How To Make South Indian Onion Thool Pakoda Vegetarian Recipe
- Big onion – 3
- Besan flour – 1 cup
- Corn or rice flour – 2 to 3 tablespoons
- Red chilli powder – ½ teaspoon
- Garlic pearls – 4
- Fresh ginger – A small piece
- Sombu – ½ teaspoon
- Curry leaves – few
- Salt – 1 teaspoon or as per taste
- Oil – for deep fry
South Indian Food Recipe (Menu), Finely Chop the onion the long way. Include minimal salt and delicately blend by your fingers with the goal that the onion pieces will be isolated. Abandon it for ten to fifteen minutes.
Cleave the ginger and garlic finely. Pulverize the sombu to a coarse powder.
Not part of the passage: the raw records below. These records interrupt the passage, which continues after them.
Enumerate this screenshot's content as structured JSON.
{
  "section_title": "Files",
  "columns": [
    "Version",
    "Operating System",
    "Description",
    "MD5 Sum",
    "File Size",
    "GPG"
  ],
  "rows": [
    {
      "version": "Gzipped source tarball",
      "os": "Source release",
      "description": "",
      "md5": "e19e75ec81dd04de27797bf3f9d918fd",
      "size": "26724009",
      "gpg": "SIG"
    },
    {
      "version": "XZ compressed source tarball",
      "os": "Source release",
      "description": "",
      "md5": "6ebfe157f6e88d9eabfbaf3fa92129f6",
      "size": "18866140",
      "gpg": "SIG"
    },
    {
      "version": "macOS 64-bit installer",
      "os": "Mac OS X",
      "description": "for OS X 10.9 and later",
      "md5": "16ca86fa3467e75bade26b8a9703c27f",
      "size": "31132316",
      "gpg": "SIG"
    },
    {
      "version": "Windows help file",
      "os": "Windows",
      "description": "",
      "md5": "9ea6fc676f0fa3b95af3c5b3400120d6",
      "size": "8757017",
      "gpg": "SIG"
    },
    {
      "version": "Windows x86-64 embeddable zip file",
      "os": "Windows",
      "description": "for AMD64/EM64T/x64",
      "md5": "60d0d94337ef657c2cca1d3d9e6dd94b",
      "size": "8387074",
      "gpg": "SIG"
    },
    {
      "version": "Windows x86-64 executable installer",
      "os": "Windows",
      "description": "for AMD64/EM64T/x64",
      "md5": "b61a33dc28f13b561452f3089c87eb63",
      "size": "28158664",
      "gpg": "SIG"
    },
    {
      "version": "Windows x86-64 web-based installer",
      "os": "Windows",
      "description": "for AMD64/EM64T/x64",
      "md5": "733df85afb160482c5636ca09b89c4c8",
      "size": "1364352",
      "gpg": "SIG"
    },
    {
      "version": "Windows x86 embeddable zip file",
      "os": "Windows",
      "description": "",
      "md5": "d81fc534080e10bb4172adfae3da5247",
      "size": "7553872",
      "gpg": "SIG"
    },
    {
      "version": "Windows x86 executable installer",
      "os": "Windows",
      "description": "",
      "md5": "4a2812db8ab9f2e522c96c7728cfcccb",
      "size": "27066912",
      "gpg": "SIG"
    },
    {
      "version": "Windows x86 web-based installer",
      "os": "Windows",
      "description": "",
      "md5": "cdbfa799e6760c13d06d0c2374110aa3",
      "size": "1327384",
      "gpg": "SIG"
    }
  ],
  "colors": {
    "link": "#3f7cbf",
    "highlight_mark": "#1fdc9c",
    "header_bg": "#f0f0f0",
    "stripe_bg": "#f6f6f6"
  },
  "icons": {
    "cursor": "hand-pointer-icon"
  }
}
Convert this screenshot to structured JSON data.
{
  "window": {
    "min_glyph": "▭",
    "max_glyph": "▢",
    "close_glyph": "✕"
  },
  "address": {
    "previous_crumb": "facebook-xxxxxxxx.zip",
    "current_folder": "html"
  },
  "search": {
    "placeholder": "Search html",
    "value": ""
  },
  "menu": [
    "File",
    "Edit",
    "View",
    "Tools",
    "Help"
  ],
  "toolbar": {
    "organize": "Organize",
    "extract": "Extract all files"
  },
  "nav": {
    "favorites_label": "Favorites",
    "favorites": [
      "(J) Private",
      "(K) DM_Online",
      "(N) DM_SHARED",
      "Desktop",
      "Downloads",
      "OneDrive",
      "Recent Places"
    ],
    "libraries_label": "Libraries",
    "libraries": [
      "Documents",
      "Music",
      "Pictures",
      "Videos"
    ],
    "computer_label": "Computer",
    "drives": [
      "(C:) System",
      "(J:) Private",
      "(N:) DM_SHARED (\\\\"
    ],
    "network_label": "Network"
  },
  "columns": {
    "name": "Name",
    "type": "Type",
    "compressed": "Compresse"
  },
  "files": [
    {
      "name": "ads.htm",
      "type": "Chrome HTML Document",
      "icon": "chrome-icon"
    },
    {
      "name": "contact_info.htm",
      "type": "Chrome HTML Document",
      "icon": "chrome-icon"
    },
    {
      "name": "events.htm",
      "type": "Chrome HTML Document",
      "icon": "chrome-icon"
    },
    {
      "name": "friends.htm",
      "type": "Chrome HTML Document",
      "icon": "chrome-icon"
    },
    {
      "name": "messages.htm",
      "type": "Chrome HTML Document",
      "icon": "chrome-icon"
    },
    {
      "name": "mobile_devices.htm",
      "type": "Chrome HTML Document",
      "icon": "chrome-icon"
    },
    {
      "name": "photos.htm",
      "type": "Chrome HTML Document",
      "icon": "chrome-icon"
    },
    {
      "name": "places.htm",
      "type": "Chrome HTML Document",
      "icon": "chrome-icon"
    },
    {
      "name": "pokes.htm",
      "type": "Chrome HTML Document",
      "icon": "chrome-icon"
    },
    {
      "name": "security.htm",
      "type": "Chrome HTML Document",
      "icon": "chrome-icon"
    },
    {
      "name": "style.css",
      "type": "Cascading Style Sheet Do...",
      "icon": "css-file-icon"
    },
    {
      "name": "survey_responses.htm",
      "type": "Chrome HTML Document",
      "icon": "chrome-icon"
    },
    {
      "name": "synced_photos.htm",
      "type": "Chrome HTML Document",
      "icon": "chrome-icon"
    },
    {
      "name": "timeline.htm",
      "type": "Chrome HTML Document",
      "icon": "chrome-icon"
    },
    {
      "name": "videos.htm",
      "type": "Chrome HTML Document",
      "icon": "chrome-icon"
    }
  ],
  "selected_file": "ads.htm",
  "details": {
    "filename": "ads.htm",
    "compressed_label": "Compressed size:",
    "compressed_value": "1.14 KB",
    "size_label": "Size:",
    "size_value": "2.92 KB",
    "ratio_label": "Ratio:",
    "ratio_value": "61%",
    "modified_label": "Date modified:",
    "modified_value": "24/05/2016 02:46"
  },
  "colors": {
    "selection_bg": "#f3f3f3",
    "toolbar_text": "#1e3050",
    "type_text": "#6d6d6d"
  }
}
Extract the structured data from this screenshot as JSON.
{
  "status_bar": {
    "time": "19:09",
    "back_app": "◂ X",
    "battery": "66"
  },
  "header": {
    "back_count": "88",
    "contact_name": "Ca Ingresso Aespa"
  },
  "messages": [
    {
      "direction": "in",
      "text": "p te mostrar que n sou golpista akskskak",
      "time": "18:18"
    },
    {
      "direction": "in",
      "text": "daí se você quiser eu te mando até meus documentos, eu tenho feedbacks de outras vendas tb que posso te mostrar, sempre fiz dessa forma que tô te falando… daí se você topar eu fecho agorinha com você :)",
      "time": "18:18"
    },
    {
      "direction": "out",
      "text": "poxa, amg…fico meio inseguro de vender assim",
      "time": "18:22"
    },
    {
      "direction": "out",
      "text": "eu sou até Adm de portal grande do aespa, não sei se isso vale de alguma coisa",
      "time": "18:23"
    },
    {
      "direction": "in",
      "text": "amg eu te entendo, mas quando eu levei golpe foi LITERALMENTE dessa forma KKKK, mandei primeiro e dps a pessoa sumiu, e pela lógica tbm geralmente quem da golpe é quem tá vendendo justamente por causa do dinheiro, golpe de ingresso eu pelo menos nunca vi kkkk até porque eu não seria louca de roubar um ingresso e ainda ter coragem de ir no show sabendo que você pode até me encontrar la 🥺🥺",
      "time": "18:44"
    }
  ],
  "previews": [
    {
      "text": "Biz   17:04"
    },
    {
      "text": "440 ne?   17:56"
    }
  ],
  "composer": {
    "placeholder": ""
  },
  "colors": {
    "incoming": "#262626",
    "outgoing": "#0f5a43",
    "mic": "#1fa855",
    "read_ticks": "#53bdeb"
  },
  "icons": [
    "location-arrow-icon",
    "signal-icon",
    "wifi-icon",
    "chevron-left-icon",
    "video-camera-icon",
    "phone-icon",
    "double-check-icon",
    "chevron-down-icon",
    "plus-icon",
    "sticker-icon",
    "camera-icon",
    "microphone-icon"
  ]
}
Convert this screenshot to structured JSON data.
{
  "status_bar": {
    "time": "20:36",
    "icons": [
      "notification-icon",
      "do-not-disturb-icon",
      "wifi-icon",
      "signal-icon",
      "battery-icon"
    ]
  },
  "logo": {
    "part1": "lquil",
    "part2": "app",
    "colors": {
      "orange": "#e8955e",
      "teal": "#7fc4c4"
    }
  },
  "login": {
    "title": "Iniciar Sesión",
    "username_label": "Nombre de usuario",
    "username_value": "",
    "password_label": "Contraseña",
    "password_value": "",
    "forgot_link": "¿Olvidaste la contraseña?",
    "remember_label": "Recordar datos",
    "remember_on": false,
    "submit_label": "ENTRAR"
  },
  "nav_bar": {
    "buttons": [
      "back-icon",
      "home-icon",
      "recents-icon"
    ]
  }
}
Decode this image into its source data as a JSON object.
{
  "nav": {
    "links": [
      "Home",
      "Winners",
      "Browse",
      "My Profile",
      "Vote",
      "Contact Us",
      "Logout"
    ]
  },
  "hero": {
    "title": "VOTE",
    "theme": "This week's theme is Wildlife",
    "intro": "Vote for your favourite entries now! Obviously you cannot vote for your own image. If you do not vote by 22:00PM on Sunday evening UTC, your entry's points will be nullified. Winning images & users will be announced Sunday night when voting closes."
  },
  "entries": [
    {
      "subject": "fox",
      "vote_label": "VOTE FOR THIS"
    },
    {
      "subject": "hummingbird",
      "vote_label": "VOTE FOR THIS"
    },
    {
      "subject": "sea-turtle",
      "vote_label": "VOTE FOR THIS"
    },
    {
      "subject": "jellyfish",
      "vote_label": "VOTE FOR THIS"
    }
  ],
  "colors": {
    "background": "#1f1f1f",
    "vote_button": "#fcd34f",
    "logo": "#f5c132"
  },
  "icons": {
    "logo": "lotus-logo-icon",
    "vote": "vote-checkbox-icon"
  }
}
Take out the onion and crush out the water totally and place it into a major bowl. Sprinkle corn or rice flour and blend tenderly. At that point include red bean stew powder, ginger, garlic, sombu powder, curry leaves and salt. Blend it. At that point sprinkle besan flour little by little till all the onion pieces are covered well with the flour. No compelling reason to include water. The water content in the onion will do the trick.
Heat oil in a kadai. When it is hot, lessen the warmth to least. Take out a chunk of the onion pieces and tenderly press by your fingers and drop it freely in the oil. Sear till it wind up plainly brilliant dark colored.
It can be eaten as snack or can be presented with hot sambar rice/pulav.